25 December 176450

    Boston December 25th 1764

    Dear Sir

    This I hope will find you in London, happier if possible, than even your warmest wishes ever desired. Yet indeed, this is little better than mere selfishness, for being so nearly connected with you by family alliance, and more especially by that hearty and I believe sincere friendship, which has ever since our relation, strictly subsisted between us, I must, at least, greatly participate, if not equally share with you, every smile of fortune. In your present situation, the letters of your friends can do little more than bear their love and regards, surrounded with so many new and striking objects, some of them, I am sure, very disagreeable, not to say detestable, to one of your turn of mind, and others perplexing, as well as entertaining. In such a situation it must necessarily be the greatest mark of regard, not to perplex you still more, with long and unimportant letters; but as I know you will willingly spare a minute in hearing the welfare and well being of your friends, on this side the water, I have taken the present opportunity to inform you of the health of your father, and brother, and my sister, all of whom I lately saw, and who heartily joined, with other friends, in wishing you the greatest success, together with dear Sir,

    your affectionate friend and brother,

    J. Quincy jun.

    I must again renew the request I made before you sailed, if the time can be spared from the hurry of business, that you would give me your sentiments of London, &c., and of men and things in general; and let me know whether you do not find human nature every where the same, though perhaps in different garbs, in London, and at Sherborn.

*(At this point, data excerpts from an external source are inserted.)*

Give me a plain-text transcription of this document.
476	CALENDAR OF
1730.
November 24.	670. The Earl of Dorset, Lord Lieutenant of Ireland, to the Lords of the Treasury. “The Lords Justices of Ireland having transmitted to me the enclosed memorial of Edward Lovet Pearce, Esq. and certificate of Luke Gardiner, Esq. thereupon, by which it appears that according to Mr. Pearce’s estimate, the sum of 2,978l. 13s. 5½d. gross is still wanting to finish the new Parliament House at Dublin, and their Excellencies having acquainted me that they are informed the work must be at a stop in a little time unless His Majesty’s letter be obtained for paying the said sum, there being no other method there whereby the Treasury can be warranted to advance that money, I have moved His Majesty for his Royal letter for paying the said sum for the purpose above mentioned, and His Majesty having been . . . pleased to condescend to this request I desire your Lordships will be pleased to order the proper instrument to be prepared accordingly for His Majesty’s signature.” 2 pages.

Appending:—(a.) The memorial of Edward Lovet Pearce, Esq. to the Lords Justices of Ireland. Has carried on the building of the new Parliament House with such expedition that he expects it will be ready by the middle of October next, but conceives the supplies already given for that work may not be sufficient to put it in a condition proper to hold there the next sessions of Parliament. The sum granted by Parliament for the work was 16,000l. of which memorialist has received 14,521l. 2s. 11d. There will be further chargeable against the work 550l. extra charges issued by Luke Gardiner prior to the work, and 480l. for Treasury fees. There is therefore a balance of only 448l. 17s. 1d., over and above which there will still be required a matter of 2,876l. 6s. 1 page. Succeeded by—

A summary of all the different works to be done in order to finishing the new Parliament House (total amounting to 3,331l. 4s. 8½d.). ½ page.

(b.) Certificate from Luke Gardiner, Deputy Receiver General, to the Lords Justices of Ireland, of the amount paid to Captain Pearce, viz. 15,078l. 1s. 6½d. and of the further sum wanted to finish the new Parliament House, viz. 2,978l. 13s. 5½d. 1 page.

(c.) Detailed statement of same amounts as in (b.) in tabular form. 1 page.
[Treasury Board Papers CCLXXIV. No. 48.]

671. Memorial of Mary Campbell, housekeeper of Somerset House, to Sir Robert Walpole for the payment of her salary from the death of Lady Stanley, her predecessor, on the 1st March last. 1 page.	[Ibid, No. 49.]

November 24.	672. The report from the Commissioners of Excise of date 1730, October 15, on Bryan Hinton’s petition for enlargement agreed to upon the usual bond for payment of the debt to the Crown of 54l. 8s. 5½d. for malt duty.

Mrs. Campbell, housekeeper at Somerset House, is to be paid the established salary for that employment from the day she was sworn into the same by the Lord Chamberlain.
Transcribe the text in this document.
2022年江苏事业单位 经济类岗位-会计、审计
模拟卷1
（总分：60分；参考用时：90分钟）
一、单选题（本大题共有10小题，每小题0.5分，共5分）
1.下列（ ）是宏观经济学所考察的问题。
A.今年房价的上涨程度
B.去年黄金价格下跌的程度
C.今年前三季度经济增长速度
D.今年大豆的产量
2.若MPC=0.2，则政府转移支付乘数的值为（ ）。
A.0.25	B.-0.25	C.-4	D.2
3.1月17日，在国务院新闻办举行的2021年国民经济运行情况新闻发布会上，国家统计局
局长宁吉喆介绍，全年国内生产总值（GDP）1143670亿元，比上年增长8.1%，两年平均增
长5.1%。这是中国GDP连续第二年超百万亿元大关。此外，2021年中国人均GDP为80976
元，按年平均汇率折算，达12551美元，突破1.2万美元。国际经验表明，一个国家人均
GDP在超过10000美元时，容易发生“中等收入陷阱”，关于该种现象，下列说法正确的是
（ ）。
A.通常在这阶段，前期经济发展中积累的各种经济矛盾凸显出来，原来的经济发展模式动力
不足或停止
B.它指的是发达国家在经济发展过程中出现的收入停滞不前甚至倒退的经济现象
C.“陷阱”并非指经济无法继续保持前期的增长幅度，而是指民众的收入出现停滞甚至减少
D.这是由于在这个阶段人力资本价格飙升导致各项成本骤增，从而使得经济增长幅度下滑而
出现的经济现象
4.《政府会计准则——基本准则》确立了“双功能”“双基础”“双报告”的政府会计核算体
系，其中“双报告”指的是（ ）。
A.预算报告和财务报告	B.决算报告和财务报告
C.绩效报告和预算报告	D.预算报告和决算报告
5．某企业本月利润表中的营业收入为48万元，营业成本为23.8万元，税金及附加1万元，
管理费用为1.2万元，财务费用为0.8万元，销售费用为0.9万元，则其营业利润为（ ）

Your sentiments will be such (you must be conscious) as may strictly be depended upon by every one. At least you know they will be highly relied on by me, both for veracity and judgment. For Caelum non Animum mutant, qui trans mare currunt;51 and if this is true, I think you will comply with my request. I have lately seen an account in the Monthly Review for January last of a book entitled: “The Life of the Honourable Sir John Holt, Knight, Lord Chief Justice of the Court of Kings Bench, containing several arguments touching the rights and liberties of the people, delivered by his Lordship with great reason and remarkable courage, upon most important occasions, during the reigns of their Majesties King William 3d and Queen Anne, taken from the Reports of Lord Chief Justice Raymond &c&c&c., never before published. By a gentleman of the Inner Temple”.52 This book with the above pompous title is highly recommended by the aforesaid Reviewers, as curious and useful, to all Gentlemen of the Law especially. If this book should deserve the character here given, and you will purchase and send the same to me, I will account with you, as you shall direct, and return if in my power, the favor with gratitude.